I hadn't, and still haven't seen the news, so until I returned to this thread I wasn't aware of any avalanche.

If it gave offence to anyone it was entirely accidental.

Dave


----------



## Penquin (Oct 15, 2007)

Thanks Zebedee - your post was put up in good faith and no-one should criticise you for your thread.

Sadly, as you are well aware treading carefully is essential for all of us at all times, and sadly the four that lost their lives in Scotland, all very experienced winter walkers in the mountains and all prorperly equipped were in the wrong place at the wrong time. Very sad loss of highly qualified individuals with a great deal of promnise for all of society. They will be sorely missed by their families and friends for whom we can only extend our sympathy.

Dave


----------



## wakk44 (Jun 15, 2006)

Same up here,a bit of mild weather and it should go.


----------



## Kev1 (Apr 4, 2011)

Hi
As an Ault tymer myself 40+ odd years years skiing and climbing 
and as an ex member of rescue teams.

The picture was more than acceptable as is the thread.
Avalanches are part of the life and risk of winter mountains it is very sad when people lose there lives. However most climbers and advanced skiers
understand and accept the risks. Losing your life in a sport you love is part of the accepted and calculated risks. For friends and family it's a sad sad loss but these young people died together doing a sport as friends.

The thread in no way was direspectful merely a picture observation of a natural phenomenon (albeit on a van roof) but an excellent shot of the stresses put on snow by slopes.

Also members of rescue services have wicked senses of humour that is much needed to get them through grim jobs less scathed.

Kev


----------



## aultymer (Jun 20, 2006)

My first post was a question/ observation - it neither gave nor implied criticism.
My second was for the benefit of those who had not seen the news.


----------



## Kev1 (Apr 4, 2011)

Hi AT
I understand exactly what you say now.
But looking at it originally it sounded a little bit like you thought it was in bad taste.
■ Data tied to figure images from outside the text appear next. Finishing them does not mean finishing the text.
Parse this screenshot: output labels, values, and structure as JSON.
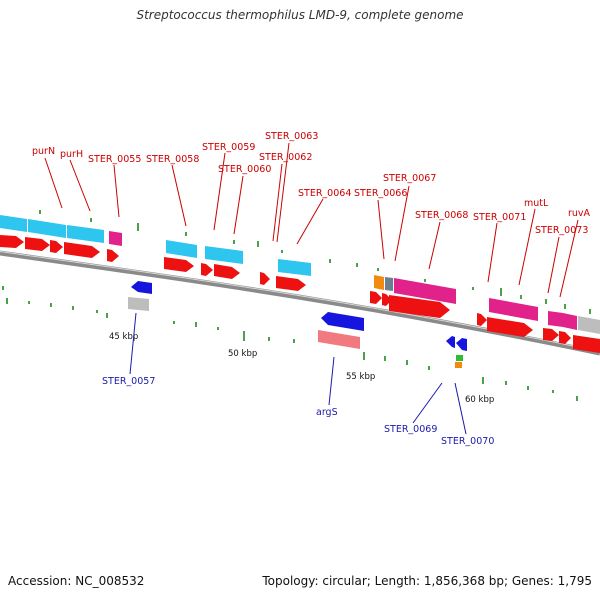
{
  "title": "Streptococcus thermophilus LMD-9, complete genome",
  "footer": {
    "accession": "Accession: NC_008532",
    "topology": "Topology: circular; Length: 1,856,368 bp; Genes: 1,795"
  },
  "colors": {
    "backbone": "#8a8a8a",
    "cyan_gene": "#2ec5ee",
    "magenta_gene": "#e0228a",
    "red_orf": "#ee1111",
    "blue_gene": "#1515dd",
    "salmon_gene": "#f07a80",
    "grey_gene": "#bdbdbd",
    "label_red": "#cc0000",
    "label_blue": "#1a1aaa"
  },
  "scale_labels": [
    "45 kbp",
    "50 kbp",
    "55 kbp",
    "60 kbp"
  ],
  "top_gene_labels": [
    "purN",
    "purH",
    "STER_0055",
    "STER_0058",
    "STER_0059",
    "STER_0060",
    "STER_0062",
    "STER_0063",
    "STER_0064",
    "STER_0066",
    "STER_0067",
    "STER_0068",
    "STER_0071",
    "mutL",
    "STER_0073",
    "ruvA"
  ],
  "bottom_gene_labels": [
    "STER_0057",
    "argS",
    "STER_0069",
    "STER_0070"
  ]
}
No prob from me misunderstanding happen

Kev


----------



## aultymer (Jun 20, 2006)

Hi Kev, I suppose I was trying to sound a warning before the forums usual "funny men" ploughed in with witty comments that I feel would not have been appropriate at that time. 
I can only compare this forums reaction with that of a Facebook motorhomers forum where a very good joke about helicopters was pulled within 1/2 an hour of the London crash. 
Maybe readers of this forum are less sensitive or less aware of UK events.
It was however heartening to see how the members came together to support one of their own.


----------